The villain of the piece, England's captain for the Ashes tour to Australia, Douglas Jardine had exclaimed while watching film of the 1930 Ashes Test at The Oval where Bradman struggled with a damp pitch, "I've got it! He's yellow!" And he wasn't referring to the one-day uniform so common in the modern day.

He believed Bradman was afraid. Hence the development of the leg-theory that would be labelled 'Bodyline', the result of a newspaper reference by former Australian batsman and AFL footballer John Worrall to Bill Voce's 'half-pitched slingers on the body line'.

Jardine developed an armoury capable of meeting his tactical requirement, the Nottinghamshire bowlers Harold Larwood and Bill Voce, backed by the slower but accurate Bill Bowes.

Bradman said from Canada, where he was touring, when the England team was named that an 'avalanche of bumpers' would be on the menu for the Australian batsmen. What he didn't foresee was the packed leg-side field to cope with the chances that would come their way.

Jardine hadn't played in the 1930 Test where Bradman was seen to be troubled, but he soon found out about it and had a meeting with Larwood, Voce and their Nottinghamshire captain A W Carr to discuss possible tactics.

Larwood later wrote that Jardine asked him if he could bowl leg stump and make the ball come into the body forcing Bradman to play to leg. Larwood said he could.

The stage was set for two supreme contenders, Bradman with the bat and Larwood with the ball, to go at it.

What followed occupies much of Frith's tale, augmented by contemporary and subsequence observations by participants and journalists.
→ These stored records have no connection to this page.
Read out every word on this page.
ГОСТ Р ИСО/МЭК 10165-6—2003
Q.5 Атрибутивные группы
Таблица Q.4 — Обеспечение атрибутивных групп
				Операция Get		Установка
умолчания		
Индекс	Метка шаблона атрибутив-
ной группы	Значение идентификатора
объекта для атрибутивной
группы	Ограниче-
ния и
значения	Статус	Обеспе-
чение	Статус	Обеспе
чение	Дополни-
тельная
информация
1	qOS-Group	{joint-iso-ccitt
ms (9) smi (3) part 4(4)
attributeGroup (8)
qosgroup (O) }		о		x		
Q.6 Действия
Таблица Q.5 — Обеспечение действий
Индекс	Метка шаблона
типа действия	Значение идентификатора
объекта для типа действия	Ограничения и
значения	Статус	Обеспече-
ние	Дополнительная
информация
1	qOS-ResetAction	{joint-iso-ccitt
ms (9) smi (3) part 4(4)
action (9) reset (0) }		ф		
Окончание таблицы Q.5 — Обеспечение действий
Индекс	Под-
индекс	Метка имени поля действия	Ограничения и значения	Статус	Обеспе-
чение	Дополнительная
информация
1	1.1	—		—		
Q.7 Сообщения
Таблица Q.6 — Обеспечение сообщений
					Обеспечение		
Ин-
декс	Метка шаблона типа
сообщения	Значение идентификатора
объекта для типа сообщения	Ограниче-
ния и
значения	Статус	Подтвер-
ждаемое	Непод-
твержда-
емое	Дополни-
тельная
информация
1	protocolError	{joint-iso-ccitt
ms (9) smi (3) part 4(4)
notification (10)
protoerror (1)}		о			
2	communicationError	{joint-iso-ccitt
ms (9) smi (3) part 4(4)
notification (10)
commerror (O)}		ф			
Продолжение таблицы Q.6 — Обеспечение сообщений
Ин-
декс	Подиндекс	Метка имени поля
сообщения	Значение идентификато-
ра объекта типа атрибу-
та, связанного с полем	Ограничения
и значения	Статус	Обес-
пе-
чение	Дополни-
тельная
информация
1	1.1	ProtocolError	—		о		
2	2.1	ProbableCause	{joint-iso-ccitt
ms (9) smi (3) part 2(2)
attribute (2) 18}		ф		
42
It is woven into a fine tale not confined to the pitch, but to the halls of power in both countries as diplomatic skills are required to resolve the situation.

Jardine in the end got his way and secured the Ashes, but at what cost? For whatever reason the main contenders from the England side, Jardine and Larwood played very little cricket in the future.

Hovering, sometimes in the foreground and often in the background, was one of the team's two managers Pelham Warner, whose place in the whole affair had an aspect of running with the hares and hunting with the hounds.

The postscript is almost as intriguing as the on-field action and lends a completeness to the story as Frith follows the story to the end.

Was Bodyline a success? Well England won the Ashes for the short-term success but in the longer term it would have to be said that Australia's fury at the tactic made life easier for their players. And Bradman still finished second in the averages for both teams at 56.57 while his strike rate of 74.85 was still superior to all the other recognised batsmen in the series.


What is a success is Frith's treatment and a book worthy of a place in any sports library.